Начальник оперчасти был старше Спартака лет на пятнадцать и, похоже, всерьез считал, что может называть его сынком.
– Ты пойми, сынок, дело очень серьезное, – изображая отцовское сочувствие, уныло вздохнул он. – На сотрудника милиции покушался, человека в изоляторе убил. Это высшая мера наказания, это смерть...
– У нас мораторий на смертную казнь, – кисло посмотрел на него Спартак.
Неделя прошла после разговора с начальником изолятора, он уже думал, что дело Берестова спустили на тормозах. Но нет, игра в его ворота продолжалась, и тут главное – не пропустить мяч.
– Сегодня мораторий, а завтра, глядишь,
– Не трогал я Пятака.
– Но есть свидетель, и он готов дать показания.
– Когда даст эти показания, тогда и поговорим.
– Даст. Если я очень этого захочу. Но зачем человеку жизнь ломать? Его же и убить могут...
– Могут.
– Зачем тебе еще один грех на душу брать?
– Я-то здесь при чем?
– При том, что все от тебя зависит. Признаешься в убийстве Берестова, и дело с концом.
– А если не в чем признаваться?
– Ты не признаешься, судья тебя признает. А это – вышка. Но если добровольно признаешься, смягчишь себе приговор. Берестов за мокрое дело сидел, он тот еще выродок. Первый раз за грабеж сел, потом за разбой, и сейчас то же самое. Человек пять на нем трупов. Ты, можно сказать, благое дело для общества сделал, судья это оценит...
– Верю, охотно верю. Но не убивал я Пятака. Он сам.
– И кто тебе поверит?
– Поживем – увидим.
– Зря, Никонов. Зря ты упрямишься. Если боишься, что кто-нибудь спросит за Берестова, так некому за него заступиться. Не жалует его братва. Я говорю за серьезных людей...
– А я говорю, что ничего не боюсь. И Берестова не убивал.
– Ну да, ты же у нас в авторитете, за камерой смотришь.
– Смотрю. А что?
– Говорят, порядок у тебя. Людей в обиду не даешь, беззаконие пресекаешь.
– Беззаконие? Мне ваш закон до лампочки. У меня свой закон.
– Какой закон? Воровской? А разве ты в законе?
– Я в тюрьме. И живу по закону тюрьмы. А на воле я по понятиям жил. И сейчас по понятиям. Справедливость должна быть. И порядок.
– Убеждения должны быть воровские. Здесь еще ладно, а что будет, когда на зону попадешь? Там ведь работать надо, план выполнять.

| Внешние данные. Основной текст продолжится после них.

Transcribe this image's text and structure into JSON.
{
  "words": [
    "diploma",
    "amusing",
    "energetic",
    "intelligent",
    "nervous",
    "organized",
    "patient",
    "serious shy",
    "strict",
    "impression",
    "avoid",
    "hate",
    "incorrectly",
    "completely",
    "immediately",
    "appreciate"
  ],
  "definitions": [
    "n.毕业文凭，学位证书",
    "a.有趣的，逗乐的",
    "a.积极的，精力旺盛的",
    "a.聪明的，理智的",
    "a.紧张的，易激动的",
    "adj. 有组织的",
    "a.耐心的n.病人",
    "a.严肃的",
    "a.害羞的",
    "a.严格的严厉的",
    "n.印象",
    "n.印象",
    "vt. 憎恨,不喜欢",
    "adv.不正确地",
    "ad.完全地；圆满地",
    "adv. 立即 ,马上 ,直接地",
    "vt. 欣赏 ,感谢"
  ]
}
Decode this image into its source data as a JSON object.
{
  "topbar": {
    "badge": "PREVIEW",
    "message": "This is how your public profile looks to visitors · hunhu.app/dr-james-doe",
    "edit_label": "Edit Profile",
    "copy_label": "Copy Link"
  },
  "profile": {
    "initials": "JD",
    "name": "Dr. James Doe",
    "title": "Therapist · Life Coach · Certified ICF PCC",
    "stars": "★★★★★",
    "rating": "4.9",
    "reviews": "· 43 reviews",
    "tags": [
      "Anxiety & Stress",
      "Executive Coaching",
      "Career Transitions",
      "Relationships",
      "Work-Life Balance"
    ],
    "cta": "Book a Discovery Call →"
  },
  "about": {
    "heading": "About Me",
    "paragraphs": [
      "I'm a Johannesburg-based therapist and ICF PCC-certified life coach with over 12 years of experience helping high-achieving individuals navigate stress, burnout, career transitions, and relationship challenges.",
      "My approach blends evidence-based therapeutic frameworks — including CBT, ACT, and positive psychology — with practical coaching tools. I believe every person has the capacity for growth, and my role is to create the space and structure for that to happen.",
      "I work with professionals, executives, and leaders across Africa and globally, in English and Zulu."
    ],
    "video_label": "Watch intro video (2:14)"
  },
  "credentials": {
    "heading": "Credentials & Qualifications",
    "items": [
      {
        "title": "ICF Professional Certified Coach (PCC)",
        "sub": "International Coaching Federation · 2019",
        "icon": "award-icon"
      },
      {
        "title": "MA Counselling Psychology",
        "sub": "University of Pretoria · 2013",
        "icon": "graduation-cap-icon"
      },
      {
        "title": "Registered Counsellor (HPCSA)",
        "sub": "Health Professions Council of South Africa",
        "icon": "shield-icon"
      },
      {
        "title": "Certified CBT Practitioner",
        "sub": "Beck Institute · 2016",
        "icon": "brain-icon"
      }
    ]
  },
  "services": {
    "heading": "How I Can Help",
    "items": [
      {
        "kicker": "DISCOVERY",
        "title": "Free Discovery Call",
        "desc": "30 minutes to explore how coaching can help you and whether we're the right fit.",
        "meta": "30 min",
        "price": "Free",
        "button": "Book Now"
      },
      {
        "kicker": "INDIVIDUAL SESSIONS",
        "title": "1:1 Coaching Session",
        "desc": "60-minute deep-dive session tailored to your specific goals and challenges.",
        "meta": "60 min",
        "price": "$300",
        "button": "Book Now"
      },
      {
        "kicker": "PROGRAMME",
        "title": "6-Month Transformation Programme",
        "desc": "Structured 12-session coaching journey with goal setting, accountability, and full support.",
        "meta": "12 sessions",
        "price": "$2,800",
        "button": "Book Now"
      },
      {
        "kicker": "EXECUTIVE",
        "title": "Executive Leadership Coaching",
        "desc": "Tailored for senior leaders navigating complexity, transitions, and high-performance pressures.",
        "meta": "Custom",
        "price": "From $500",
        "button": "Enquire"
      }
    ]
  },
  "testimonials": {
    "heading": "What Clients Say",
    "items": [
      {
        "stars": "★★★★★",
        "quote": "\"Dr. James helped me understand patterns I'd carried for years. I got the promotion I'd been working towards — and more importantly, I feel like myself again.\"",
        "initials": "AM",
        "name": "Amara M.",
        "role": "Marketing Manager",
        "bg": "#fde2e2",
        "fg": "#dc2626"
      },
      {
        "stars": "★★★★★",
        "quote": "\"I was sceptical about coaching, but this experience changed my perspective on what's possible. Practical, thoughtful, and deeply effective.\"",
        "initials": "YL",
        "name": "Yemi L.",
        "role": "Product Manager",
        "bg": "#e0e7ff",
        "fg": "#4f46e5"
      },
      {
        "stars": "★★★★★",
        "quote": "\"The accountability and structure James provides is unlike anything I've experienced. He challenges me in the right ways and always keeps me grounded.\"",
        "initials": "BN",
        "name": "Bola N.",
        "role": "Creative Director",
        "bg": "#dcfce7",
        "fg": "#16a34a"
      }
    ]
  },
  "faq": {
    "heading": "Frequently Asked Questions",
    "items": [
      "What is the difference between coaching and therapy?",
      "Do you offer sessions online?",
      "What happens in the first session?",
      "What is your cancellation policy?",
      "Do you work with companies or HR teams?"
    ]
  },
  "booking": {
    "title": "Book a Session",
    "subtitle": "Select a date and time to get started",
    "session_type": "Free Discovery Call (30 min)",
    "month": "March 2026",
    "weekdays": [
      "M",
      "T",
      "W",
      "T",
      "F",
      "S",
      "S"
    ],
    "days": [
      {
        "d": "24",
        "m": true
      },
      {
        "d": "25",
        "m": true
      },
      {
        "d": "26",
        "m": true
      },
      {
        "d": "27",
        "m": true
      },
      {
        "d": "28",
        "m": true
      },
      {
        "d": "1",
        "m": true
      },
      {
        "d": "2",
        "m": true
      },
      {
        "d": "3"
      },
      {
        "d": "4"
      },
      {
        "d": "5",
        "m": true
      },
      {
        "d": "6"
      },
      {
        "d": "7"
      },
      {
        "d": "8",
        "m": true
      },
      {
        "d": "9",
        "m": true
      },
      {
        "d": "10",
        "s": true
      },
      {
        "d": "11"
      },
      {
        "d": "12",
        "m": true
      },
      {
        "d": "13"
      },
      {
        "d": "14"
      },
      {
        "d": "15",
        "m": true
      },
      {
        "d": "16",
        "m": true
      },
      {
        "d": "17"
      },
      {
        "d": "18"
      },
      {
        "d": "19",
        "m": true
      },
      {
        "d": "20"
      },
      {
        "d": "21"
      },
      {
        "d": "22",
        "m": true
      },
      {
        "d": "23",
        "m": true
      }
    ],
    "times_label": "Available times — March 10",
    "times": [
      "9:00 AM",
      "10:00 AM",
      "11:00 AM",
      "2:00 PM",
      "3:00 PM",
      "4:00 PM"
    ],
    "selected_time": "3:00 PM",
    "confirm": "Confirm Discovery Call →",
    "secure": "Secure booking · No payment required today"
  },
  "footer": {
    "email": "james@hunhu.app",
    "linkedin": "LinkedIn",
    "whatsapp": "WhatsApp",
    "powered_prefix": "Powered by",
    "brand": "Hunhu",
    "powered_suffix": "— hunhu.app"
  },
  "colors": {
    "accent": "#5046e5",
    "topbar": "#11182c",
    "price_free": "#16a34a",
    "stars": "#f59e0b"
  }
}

А если работать будешь, уже не по закону.
– Когда на зону попаду, тогда и видно будет, – отрезал Спартак.
– Может, на зону, а может, в спецколонию...
– Все может быть.
– Значит, не будешь сознаваться в убийстве Берестова?
– Не в чем сознаваться.
– Что ж, иного я не ожидал, – с каким-то непонятным торжеством просиял кум.
– И что с того?
– А то, что с тобой очень серьезные люди хотят поговорить.
– Кто конкретно?
– А тебя сейчас к ним отведут. Сам все и узнаешь.
Спартак уже знал о существовании камеры, которую здесь называли «Накичевань». Видно, кого-то привлекла комбинация слов «кича» и «Нахичевань». В этой камере сидел настоящий вор в законе, Сева Таежный. Именно из этой камеры Спартак ждал весточки. Ведь право быть смотрящим по хате дает именно законный вор, который держит тюрьму. Из «Накичевани» могли маляву по его душу прислать, а еще он мог попасть на разговор с главным тюремным авторитетом.